Survival Test for Art
Jonathan Jones offers an amusing idea on the Guardian's art blog, Culture Vulture. He notes how distracting the installation of Howard Hodgkin's work at the Tate Britian is (each room's walls are painted a different, apparently unpleasant color):
What is most distracting is the variety. If the entire show were hung against black walls, you would get used to it. The constant variation in background hue implies a running commentary - you wonder why the particular section you're in is one colour rather than another.But despite the distraction, Jones notes, the Hodgkins hold their own. This leads him to the aforementioned amusing idea:
Those sumptuous painted oval panels that look like they should be in a decaying stately home above a marble mantelpiece are exhibited in a setting as bizarrely inappropriate as if they were propped in the street. And they survive. The vulgar treatment reveals a core of scintillating imagination in Hodgkin's sensual smears that convinced me, who arrived a sceptic, that here is a real painter.A reader pricks Jones' balloon a bit in the comments:
So perhaps curators should deliberately subject artists to the most unhelpful display they can think of, just to see if the art can stand it. Video art should be shown in brightly lit galleries, or on primetime television before Dr Who. Drawings by Michelangelo should be exhibited at the White Cube gallery in London. Damien Hirst should show at the RA summer exhibition. Let chaos rule and quality glisten like a diamond in the morass.

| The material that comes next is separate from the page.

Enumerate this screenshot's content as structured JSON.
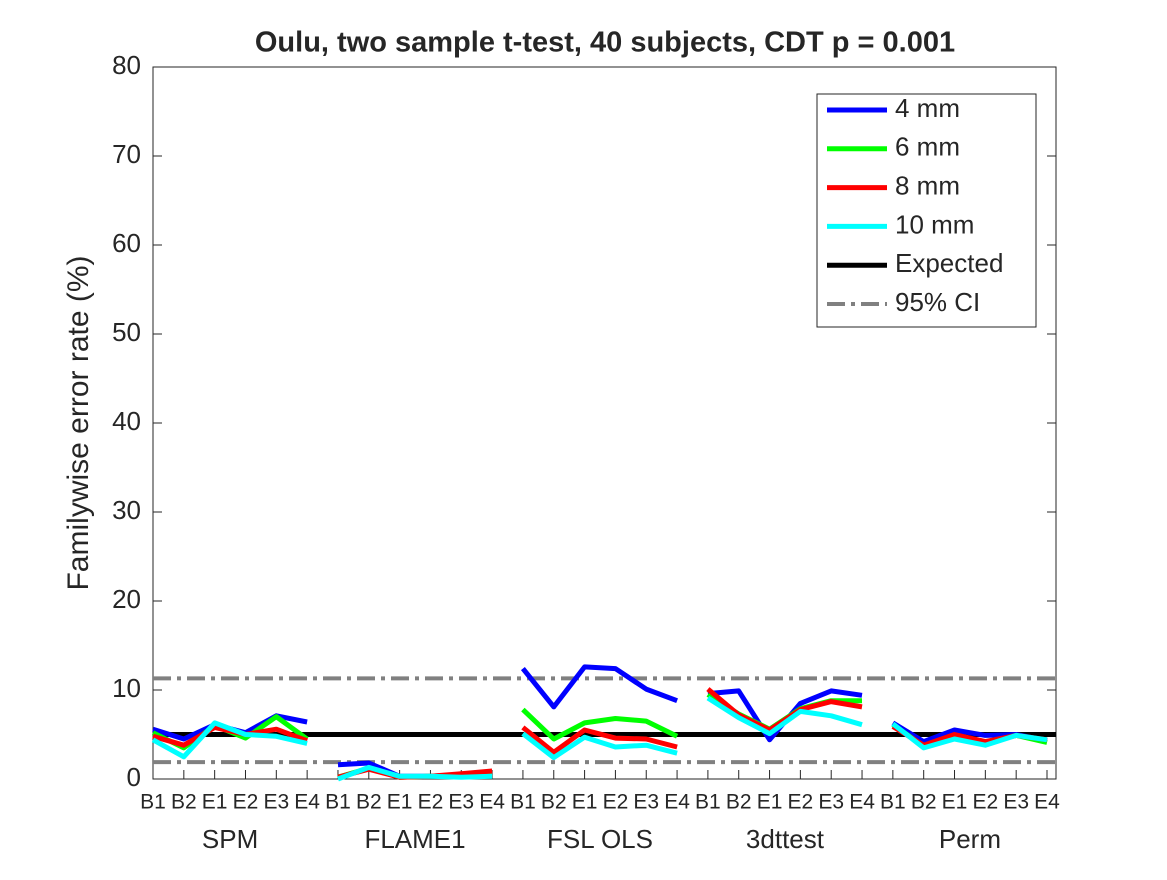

It might be worth commenting that painting the walls of the gallery is Hodgkin's own request-cum-custom that first began when he represented Britain at the Venice Biennale in 1984 - imperative to 'compliment' his paintings.But his conclusion is still light enough fare to make me wonder on a sunny Friday. Given an informed audience, would your average art video hold its own against primetime television? Would a contemporary drawing disappear among the masterpieces hanging in the Grande Galerie in the Louvre? Or is this just a silly idea?